La cour d’appel de Paris a rendu une décision intéressante rejetant l’originalité de photographies prises par des paparazzis (5 décembre 2007 – N° de RG: 06/15937).
Les faits à l’origine de cette décision sont simples. En 2004, deux paparazzis parviennent à photographier le prince William en compagnie de sa toute nouvelle petite amie Kate.
Kate était encore inconnue du public à cette époque, de sorte que les photos prises ce jour-là par lesdits paparazzis étaient un véritable “scoop”.
La société pour laquelle les deux paparazzis travaillent réserve l’exclusivité de ces photos à certains magazines.
Par la suite, cette société se rend compte que d’autres magazines ont repris ces photos.
Estimant qu’il s’agissait là, ni plus ni moins, de contrefaçon de droits d’auteur, ladite société assigne ces magazines en justice, lesquels pour se défendre contestent l’originalité desdites photos.
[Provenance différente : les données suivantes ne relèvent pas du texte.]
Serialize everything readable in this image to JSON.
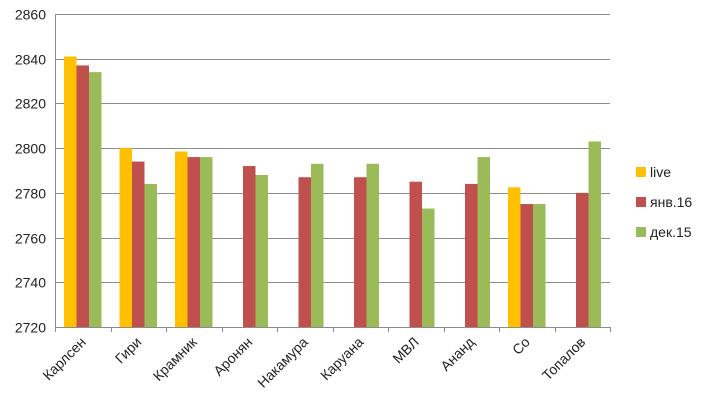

Or, s’il n’y a pas d’originalité, ces photos ne sont pas protégées par le droit d’auteur et peuvent être utilisées et réutilisées librement par n’importe qui…
La cour d’appel de Paris confirme que les photos litigieuses ne sont pas originales et qu’il n’y a donc pas :
- de protection par le droit d’auteur ; et pas :
- de contrefaçon.
La cour d’appel de Paris motive cette décision comme suit :
“Et considérant que, en second lieu, ces clichés représentent le prince William et Kate A… utilisant un téléski côte à côte une main posée sur la barre axiale de l’appareil et l’autre tenant leurs bâtons de ski, de sorte que les photographies en cause sont dépourvues d’originalité comme ne reproduisant qu’une scène d’une grande banalité sans que la sensibilité des photographes ou leur compétence professionnelle transparaissent ;
Qu’en effet les photographes ont eu un comportement purement passif puisqu’ils se sont bornés à installer leurs objectifs en direction du téléski afin de disposer d’une fenêtre de visé, entre les arbres, et à déclencher leur appareil à l’apparition du prince B… et de Kate A… ; qu’ils ne sauraient donc se prévaloir d’une quelconque mise en scène, ni d’un cadrage particulier, pas plus que du choix d’un angle de vue et encore moins du moment pour réaliser les clichés litigieux dès lors que l’instant auquel ils ont déclenché leurs appareils était exclusivement commandé par l’apparition, pour quelques secondes, des personnages pris pour cible; que, en outre, il n’est pas démontré, ni même allégué, qu’ils aient ‘retravaillé’ ces clichés ;
Que, enfin, cette absence d’originalité se déduit des propres écritures de la société ELIOT PRESS : ils (les photographes) sont restés cachés pendant plusieurs jours dans la neige, avec un téléobjectif, guettant le moment opportun pour saisir l’instant convenable de prise de vue, attitude caractéristique de tout paparrazi à l’affût d’une scène, à la composition de laquelle il est totalement étranger, qu’il convient, pour reprendre l’expression consacrée, de shooter les personnages y participant, suivant la technique du déclenchement continu, dite de la ‘prise en rafale’ ;
Qu’il résulte de ces constatations que les deux photographies litigieuses étant dépourvues de toute originalité, il convient de rejeter l’ensemble des prétentions de la société ELIOT PRESS et, par voie de conséquence, d’infirmer le jugement déféré”.
C’est donc :
- la grande banalité des photos litigieuses ;
- le fait que l’on ne retrouve pas dans ces photos la sensibilité de leurs auteurs ;
- la totale passivité des photographes se sont contentés d’attendre l’arrivée des sujets (en l’occurence : William et Kate) et déclencher leur appareil au moment de l’apparition de ceux-ci ;
- l’absence de choix (quant à la mise en scène, au cadrage, à l’angle de vue…) ;
- le fait que les photos litigieuses n’ont pas été retravaillées ou retouchées ;
qui justifient, pour la cour d’appel de Paris, l’absence d’originalité des photos litigieuses de William et Kate.